L. Devliegher suggereerde dat de klassiek geschoolde Jacob van Maerlant –de belangrijkste middeleeuwse auteur uit de Nederlanden - geholpen heeft bij het opstellen van het (inderdaad merkwaardig) randschrift van de zerk te Damme.[2] Maerlant was inderdaad ca. 1270 werkzaam te Damme. Het blijft echter een raadsel wie de personen zijn die onder deze uitzonderlijke grafzerk werden begraven.
Zerk 4:
Onbekende perso(o)n(en) eind 15de, begin 16de eeuw.
Afmetingen: van de zerk werd slechts een deel van de bovenrand blootgelegd. H. ?; Br. 168,5 cm.
Materiaal: Doornikse kalksteen in goede staat van bewaring.
Beschrijving: deel van een randschrift en evangelisten symbool (H. Lucas); op de rand is tevens een huismerk aangebracht (zie afb. 5).
Inscriptie: “… bid voor de ziele +hier …”.
Bespreking: het uitgewerkte lettertype en de hoekmedaillon wijzen op een gravering van eind 1400- begin 1500. Het huismerk wijst er waarschijnlijk op dat de grafzerk die van een handelaar of een ambachtsman is. Handelaars stellen regelmatig hun huismerk voor onder vorm van een wapenschild aangebracht op de helft van de lange zijden of in de hoekvierpassen. Hier is hij niet gevat in een schild en verwijst duidelijk naar een huismerk.

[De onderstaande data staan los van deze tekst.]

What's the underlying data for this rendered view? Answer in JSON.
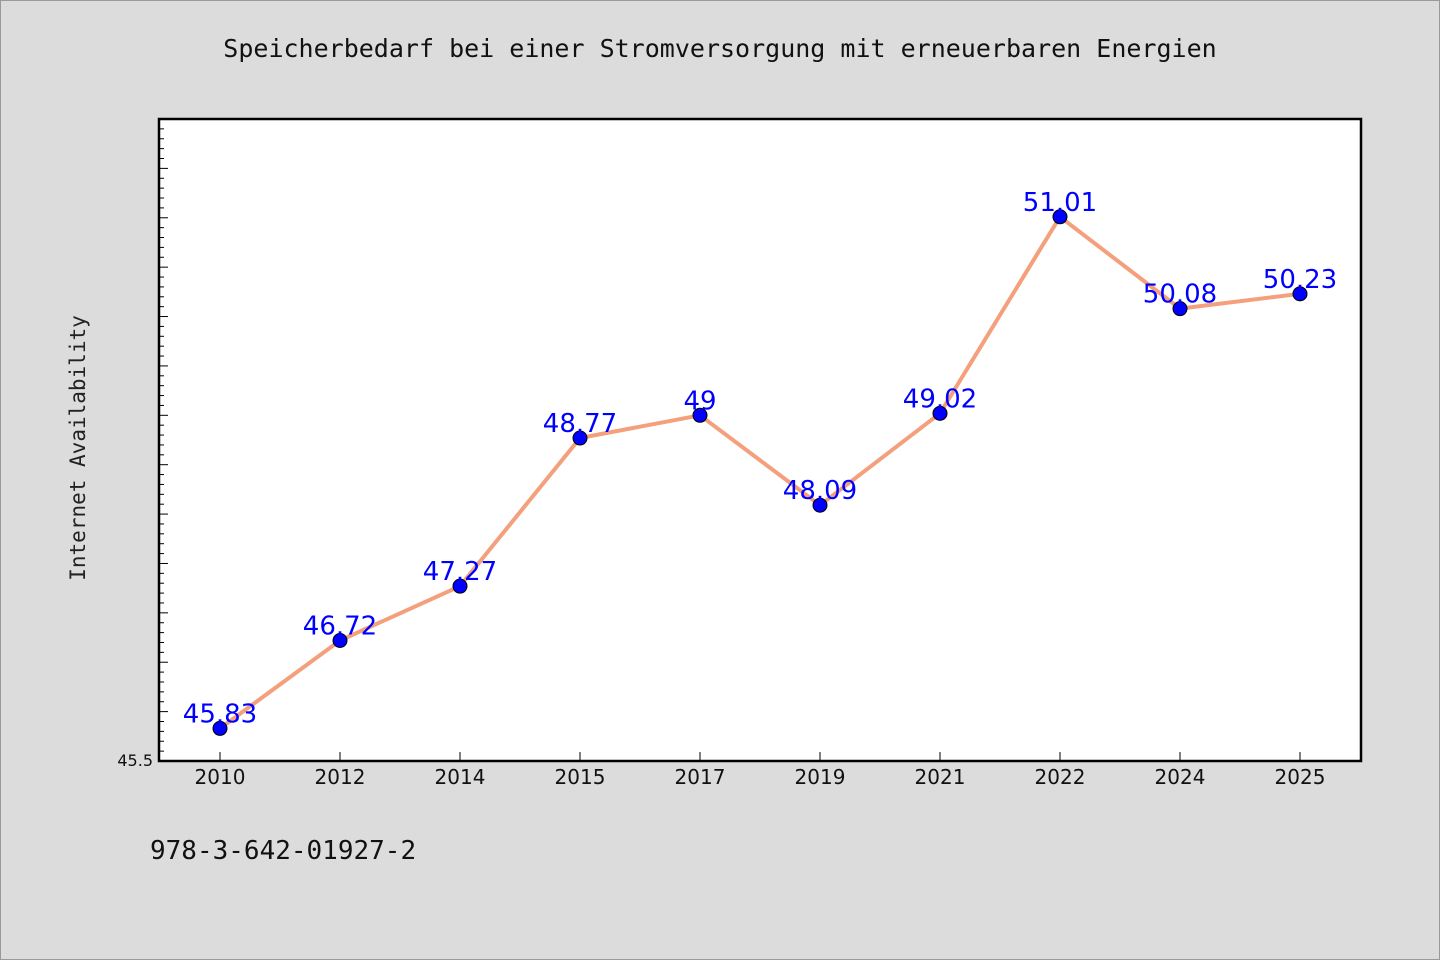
{
  "chart_data": {
    "type": "line",
    "title": "Speicherbedarf bei einer Stromversorgung mit erneuerbaren Energien",
    "xlabel": "",
    "ylabel": "Internet Availability",
    "categories": [
      "2010",
      "2012",
      "2014",
      "2015",
      "2017",
      "2019",
      "2021",
      "2022",
      "2024",
      "2025"
    ],
    "series": [
      {
        "values": [
          45.83,
          46.72,
          47.27,
          48.77,
          49,
          48.09,
          49.02,
          51.01,
          50.08,
          50.23
        ],
        "labels": [
          "45.83",
          "46.72",
          "47.27",
          "48.77",
          "49",
          "48.09",
          "49.02",
          "51.01",
          "50.08",
          "50.23"
        ]
      }
    ],
    "ylim": [
      45.5,
      52.0
    ],
    "ytick_labels": [
      "45.5"
    ],
    "line_color": "#f4a07c",
    "marker_color": "#0000ff",
    "label_color": "#0000ff",
    "grid": false,
    "legend": "none"
  },
  "footnote": "978-3-642-01927-2"
}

Afb. 4: Onbekend koppel, 1270. Viltstift op plastiek, R. Van Belle © KIK.
Afb. 5: Huismerk, detail van een zerk van onbekende perso(o)n(en), eind 15de, begin 16de eeuw.
Foto: wrijfprent RVB 21.07.99
Zerk 5:
Onbekende perso(o)n(en) ‘… roeye oste’; 16de eeuw.
Afmetingen: van de zerk werd slechts een deel van de bovenste rand bloot gelegd, H. ?, Br. 102 cm.
Materiaal: Doornikse kalksteen in slechte staat van bewaring.
Beschrijving: enkel de bovenste tekstband werd blootgelegd. Het hoekmedaillon met de H. Matheus is zeer kunstvol uitgewerkt.
Inscriptie: in gotische minuscel “… e roeye oste f (voor filius) …”.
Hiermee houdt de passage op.